その後、京の東福寺に入り、竺雲恵心に学んで禅僧になると、師である恵心が以前から親交のあった毛利隆元の外交僧になったため、弟子の恵瓊もこれを手伝うこととなり、やがて恵瓊も外交僧として毛利家に仕えることになりました。

この間、恵瓊は天正2年(1574年)安芸安国寺の住持となり、後には東福寺、さらには南禅寺の住持になって、中央禅林最高の位にもついています。

天正元年(1573年)、恵瓊は外交僧として京へ出ました。その時期、足利義昭織田信長によって京都を追放されましたが、本願寺顕如の仲介もあって、三好義継の居城・若江城へ移り、さらに11月5日に堺へ移ると、そこへ信長の使者として羽柴秀吉と朝山日乗が訪れ義昭に京へ戻ることを要請しましたが、その会談に毛利氏側の使者として恵瓊も参加しています。

そんな中で恵瓊は信長や秀吉を評して、「信長の天下は3~5年は続き、来年あたり公家になるかもしれません。しかしその後は転げ落ちるでしょう。秀吉という男はなかなかの男です。」という有名な言葉を残しています。

結局、義昭は信長の申し出を断り、毛利氏を頼ってきたため、毛利氏は信長と戦うことになりますが、そんな難しい状況下で恵瓊は、毛利家の頭脳である小早川隆景に対して、何くれとなく助言を与えました。

天正10年(1582年)6月、毛利氏は信長に命じられて中国地方に兵を進め、備中高松城を囲んでいた秀吉と対陣していましたが、その最中に本能寺の変が起こり、秀吉から和平交渉を持ちかけられると、恵瓊は隆景と共に、反対派である吉川元春らを説得し、本来時間の掛かる和平交渉を早急に成立させました。

このことは、早く近畿へ馳せ戻り、逆臣・明智光秀との信長の仇討ち合戦を行いたかった秀吉に対して恩を売ることになり、恵瓊自身の出世に繋がっていきました。

その後、恵瓊は毛利家の外交僧の立場でありながら、秀吉のために働くようになり、四国征伐天正14年(1586年)の九州征伐での功を認められ、その結果秀吉から6万石を与えられ、僧でありながら豊臣家の大名という異例の抜擢を受けました。

恵瓊は、秀吉による国内統一の総仕上げである北条氏が籠もる小田原城攻めや、二度にわたる朝鮮出兵にも小早川隆景が率いる六番隊の一員として渡海し、実際の戦闘にも参加しています。

そして慶長5年(1600年)、以前から親交の深かった石田三成が、徳川家康に対して挙兵すると、恵瓊は吉川元春の三男で毛利氏の支柱のひとりである吉川広家の反対を押し切って毛利一族の当主・毛利輝元を西軍の総大将として担ぎ出すことに成功しました。

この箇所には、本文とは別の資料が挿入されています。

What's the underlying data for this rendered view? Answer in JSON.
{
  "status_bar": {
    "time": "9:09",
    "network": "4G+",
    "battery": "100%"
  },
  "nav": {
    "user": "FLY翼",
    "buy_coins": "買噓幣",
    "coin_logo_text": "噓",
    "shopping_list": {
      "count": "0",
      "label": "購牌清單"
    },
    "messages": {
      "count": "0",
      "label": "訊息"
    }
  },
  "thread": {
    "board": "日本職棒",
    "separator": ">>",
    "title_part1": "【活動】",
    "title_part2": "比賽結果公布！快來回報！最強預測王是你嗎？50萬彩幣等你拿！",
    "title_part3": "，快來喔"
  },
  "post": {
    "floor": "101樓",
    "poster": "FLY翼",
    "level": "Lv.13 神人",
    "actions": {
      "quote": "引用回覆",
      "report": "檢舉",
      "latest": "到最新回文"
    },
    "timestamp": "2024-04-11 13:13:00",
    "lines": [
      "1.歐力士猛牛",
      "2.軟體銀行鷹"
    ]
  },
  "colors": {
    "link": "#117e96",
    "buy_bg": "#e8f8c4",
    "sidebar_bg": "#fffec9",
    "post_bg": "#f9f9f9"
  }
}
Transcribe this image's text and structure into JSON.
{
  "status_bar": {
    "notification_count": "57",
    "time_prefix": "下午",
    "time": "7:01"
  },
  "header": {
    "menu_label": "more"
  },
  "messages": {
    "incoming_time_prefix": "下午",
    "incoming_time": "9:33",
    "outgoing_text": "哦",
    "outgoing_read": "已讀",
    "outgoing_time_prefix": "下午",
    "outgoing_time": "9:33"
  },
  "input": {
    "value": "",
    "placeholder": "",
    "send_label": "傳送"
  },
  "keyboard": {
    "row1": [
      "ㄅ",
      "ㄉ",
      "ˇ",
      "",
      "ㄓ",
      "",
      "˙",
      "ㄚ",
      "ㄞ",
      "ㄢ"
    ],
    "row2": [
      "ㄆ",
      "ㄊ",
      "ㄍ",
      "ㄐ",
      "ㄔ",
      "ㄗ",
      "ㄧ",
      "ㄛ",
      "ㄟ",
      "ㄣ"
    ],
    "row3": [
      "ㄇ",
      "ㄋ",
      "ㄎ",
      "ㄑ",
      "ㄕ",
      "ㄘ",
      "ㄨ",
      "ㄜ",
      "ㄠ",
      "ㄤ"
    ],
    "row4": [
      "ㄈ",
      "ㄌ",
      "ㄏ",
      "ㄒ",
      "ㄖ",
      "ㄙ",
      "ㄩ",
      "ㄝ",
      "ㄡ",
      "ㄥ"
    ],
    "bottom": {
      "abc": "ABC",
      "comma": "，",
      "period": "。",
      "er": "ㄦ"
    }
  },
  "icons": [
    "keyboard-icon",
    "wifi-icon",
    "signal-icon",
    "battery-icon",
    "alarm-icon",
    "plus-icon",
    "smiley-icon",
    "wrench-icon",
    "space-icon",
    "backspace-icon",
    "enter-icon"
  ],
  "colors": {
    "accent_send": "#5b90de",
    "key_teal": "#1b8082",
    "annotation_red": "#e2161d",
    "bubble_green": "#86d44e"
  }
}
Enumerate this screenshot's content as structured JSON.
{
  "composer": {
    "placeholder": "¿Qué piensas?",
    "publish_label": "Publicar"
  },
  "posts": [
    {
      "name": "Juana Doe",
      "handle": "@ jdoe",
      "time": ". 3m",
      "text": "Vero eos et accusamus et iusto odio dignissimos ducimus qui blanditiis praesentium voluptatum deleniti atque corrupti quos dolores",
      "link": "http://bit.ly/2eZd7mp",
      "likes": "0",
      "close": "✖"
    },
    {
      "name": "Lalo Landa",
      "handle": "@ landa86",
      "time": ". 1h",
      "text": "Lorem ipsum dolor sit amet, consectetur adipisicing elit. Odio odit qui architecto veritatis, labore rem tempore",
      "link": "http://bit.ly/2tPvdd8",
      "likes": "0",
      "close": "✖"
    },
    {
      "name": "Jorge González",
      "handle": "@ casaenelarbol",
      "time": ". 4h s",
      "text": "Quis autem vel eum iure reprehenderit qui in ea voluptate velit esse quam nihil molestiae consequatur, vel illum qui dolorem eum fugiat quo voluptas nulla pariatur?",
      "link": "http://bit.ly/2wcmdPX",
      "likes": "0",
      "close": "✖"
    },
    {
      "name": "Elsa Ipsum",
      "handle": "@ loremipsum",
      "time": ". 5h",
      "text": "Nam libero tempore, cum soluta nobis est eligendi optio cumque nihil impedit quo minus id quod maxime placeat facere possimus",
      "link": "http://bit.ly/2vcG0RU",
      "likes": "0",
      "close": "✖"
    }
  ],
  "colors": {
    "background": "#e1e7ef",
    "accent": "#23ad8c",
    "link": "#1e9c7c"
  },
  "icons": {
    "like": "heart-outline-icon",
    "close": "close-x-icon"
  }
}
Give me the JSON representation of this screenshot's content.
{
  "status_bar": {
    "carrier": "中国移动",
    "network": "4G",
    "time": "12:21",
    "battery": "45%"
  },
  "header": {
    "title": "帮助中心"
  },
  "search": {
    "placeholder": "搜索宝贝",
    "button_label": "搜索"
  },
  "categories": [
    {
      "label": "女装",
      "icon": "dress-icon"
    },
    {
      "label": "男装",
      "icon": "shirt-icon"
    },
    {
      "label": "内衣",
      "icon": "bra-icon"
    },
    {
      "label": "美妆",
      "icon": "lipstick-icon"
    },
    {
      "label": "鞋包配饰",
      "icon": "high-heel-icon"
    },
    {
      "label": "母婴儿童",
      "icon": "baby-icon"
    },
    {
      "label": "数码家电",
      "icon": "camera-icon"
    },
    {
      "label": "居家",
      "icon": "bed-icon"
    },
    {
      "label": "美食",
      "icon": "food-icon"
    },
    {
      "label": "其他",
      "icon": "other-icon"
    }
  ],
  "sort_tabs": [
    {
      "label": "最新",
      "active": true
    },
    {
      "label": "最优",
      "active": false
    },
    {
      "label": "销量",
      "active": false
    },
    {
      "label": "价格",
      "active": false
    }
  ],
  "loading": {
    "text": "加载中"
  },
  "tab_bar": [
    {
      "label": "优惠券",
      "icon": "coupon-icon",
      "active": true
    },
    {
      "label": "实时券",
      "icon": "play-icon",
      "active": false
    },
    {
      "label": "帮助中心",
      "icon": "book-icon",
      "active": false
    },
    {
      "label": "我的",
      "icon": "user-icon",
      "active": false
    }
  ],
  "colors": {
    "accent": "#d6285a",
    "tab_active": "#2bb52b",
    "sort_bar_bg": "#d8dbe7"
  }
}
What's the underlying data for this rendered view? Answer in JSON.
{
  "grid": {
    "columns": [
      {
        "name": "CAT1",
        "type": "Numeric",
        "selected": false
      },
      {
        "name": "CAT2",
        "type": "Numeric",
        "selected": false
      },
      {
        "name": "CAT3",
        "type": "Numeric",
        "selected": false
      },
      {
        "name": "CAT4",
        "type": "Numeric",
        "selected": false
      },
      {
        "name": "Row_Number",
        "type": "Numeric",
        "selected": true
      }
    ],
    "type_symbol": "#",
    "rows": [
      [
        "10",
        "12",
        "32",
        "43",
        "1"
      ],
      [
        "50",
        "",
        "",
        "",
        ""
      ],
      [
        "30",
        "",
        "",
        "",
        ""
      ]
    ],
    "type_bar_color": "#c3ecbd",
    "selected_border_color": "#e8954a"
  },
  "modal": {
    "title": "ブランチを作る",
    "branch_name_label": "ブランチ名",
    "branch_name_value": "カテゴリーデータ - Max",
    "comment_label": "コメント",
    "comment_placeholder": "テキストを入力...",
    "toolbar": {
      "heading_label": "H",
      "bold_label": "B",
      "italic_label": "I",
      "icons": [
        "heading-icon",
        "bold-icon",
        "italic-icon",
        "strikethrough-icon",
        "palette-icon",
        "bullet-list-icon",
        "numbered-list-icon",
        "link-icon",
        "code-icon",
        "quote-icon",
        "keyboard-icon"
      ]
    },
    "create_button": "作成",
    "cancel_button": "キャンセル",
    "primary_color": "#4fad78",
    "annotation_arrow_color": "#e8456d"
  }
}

9月15日の関ヶ原本戦では、毛利秀元や広家とともに東軍・家康の後方にある南宮山に陣を敷きましたが、広家が密かに家康と通じ、毛利軍の参戦を阻止したため、毛利軍は一戦もすることなく西軍は敗北してしまいました。

恵瓊は敗走し、京都に身を隠していましたが捕縛され、大津の家康の陣所に送られた後、10月1日に西軍首脳のひとりとして、三成や小西行長と共に、市中引き回しのうえ、六条河原にて斬首、そして梟首され、63歳の生涯を終えました。